Talking to Varietyexplains Warner Bros. the controversial card that got Barbie banned in Vietnam and defends it in the context of the scene. According to the studio, the map is drawn from a child’s perspective and is not meant to be taken seriously. See what a spokesperson for Warner Bros. had to say below:
“The map in Barbie Land is a child-like crayon drawing. The doodles depict Barbie’s supposed journey from Barbie Land to the ‘real world’. It was not intended to make any kind of statement.”
Why Barbie is banned in Vietnam, explained
The scene in question sees Barbie standing in front of a “real world map” showing the line of nine lines. The controversial line represents China’s territorial claim along the South China Sea, sectioning off about 90 percent of it as its own. However, this is land that Vietnam also claims as theirs, as it was recognized in an international ruling in 2016 that China had no legitimate legal title to the land. However, China does not recognize this, leaving it a hotly debated topic to this day.
Vietnam’s ban on Barbie is not the first of its kind, like Tom Holland’s Uncharted received the same treatment from the country to depict the nine dashed line. The Philippines has also threatened to ban Barbie, as both countries claim, this portrayal threatens their sovereignty. Based on Warner Bros’ response, it’s clear that the scene is in no way intended to enter the political debate, as it’s a children’s crayon drawing, not an actual world map.

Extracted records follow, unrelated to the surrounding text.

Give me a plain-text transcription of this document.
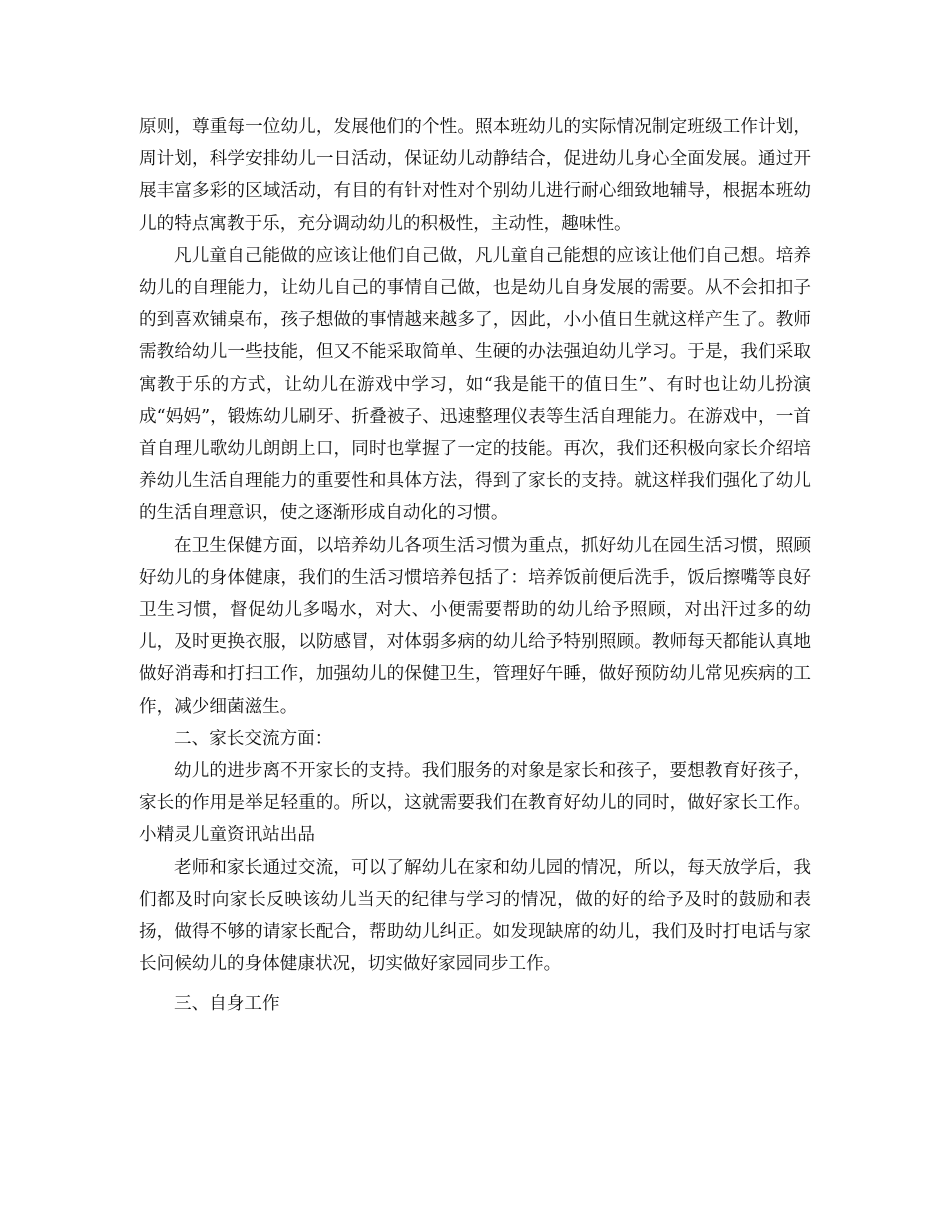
原则，尊重每一位幼儿，发展他们的个性。照本班幼儿的实际情况制定班级工作计划，周计划，科学安排幼儿一日活动，保证幼儿动静结合，促进幼儿身心全面发展。通过开展丰富多彩的区域活动，有目的有针对性对个别幼儿进行耐心细致地辅导，根据本班幼儿的特点寓教于乐，充分调动幼儿的积极性，主动性，趣味性。

凡儿童自己能做的应该让他们自己做，凡儿童自己能想的应该让他们自己想。培养幼儿的自理能力，让幼儿自己的事情自己做，也是幼儿自身发展的需要。从不会扣扣子的到喜欢铺桌布，孩子想做的事情越来越多了，因此，小小值日生就这样产生了。教师需教给幼儿一些技能，但又不能采取简单、生硬的办法强迫幼儿学习。于是，我们采取寓教于乐的方式，让幼儿在游戏中学习，如“我是能干的值日生”、有时也让幼儿扮演成“妈妈”，锻炼幼儿刷牙、折叠被子、迅速整理仪表等生活自理能力。在游戏中，一首首自理儿歌幼儿朗朗上口，同时也掌握了一定的技能。再次，我们还积极向家长介绍培养幼儿生活自理能力的重要性和具体方法，得到了家长的支持。就这样我们强化了幼儿的生活自理意识，使之逐渐形成自动化的习惯。

在卫生保健方面，以培养幼儿各项生活习惯为重点，抓好幼儿在园生活习惯，照顾好幼儿的身体健康，我们的生活习惯培养包括了：培养饭前便后洗手，饭后擦嘴等良好卫生习惯，督促幼儿多喝水，对大、小便需要帮助的幼儿给予照顾，对出汗过多的幼儿，及时更换衣服，以防感冒，对体弱多病的幼儿给予特别照顾。教师每天都能认真地做好消毒和打扫工作，加强幼儿的保健卫生，管理好午睡，做好预防幼儿常见疾病的工作，减少细菌滋生。

二、家长交流方面：

幼儿的进步离不开家长的支持。我们服务的对象是家长和孩子，要想教育好孩子，家长的作用是举足轻重的。所以，这就需要我们在教育好幼儿的同时，做好家长工作。小精灵儿童资讯站出品

老师和家长通过交流，可以了解幼儿在家和幼儿园的情况，所以，每天放学后，我们都及时向家长反映该幼儿当天的纪律与学习的情况，做的好的给予及时的鼓励和表扬，做得不够的请家长配合，帮助幼儿纠正。如发现缺席的幼儿，我们及时打电话与家长问候幼儿的身体健康状况，切实做好家园同步工作。

三、自身工作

It remains to be seen Barbie‘s ban will greatly affect the film’s success upon release, as losses in certain international markets could result in lower global box office sales. Domestic, Barbie is on the way to an excellent run, so maybe the bans won’t be too much of a concern. It appears that Warner Bros. intends to keep the scene in the film given its innocent and cartoonish nature. Unless Vietnam takes its context into account, this could mean Barbie ban will follow the debut later this month.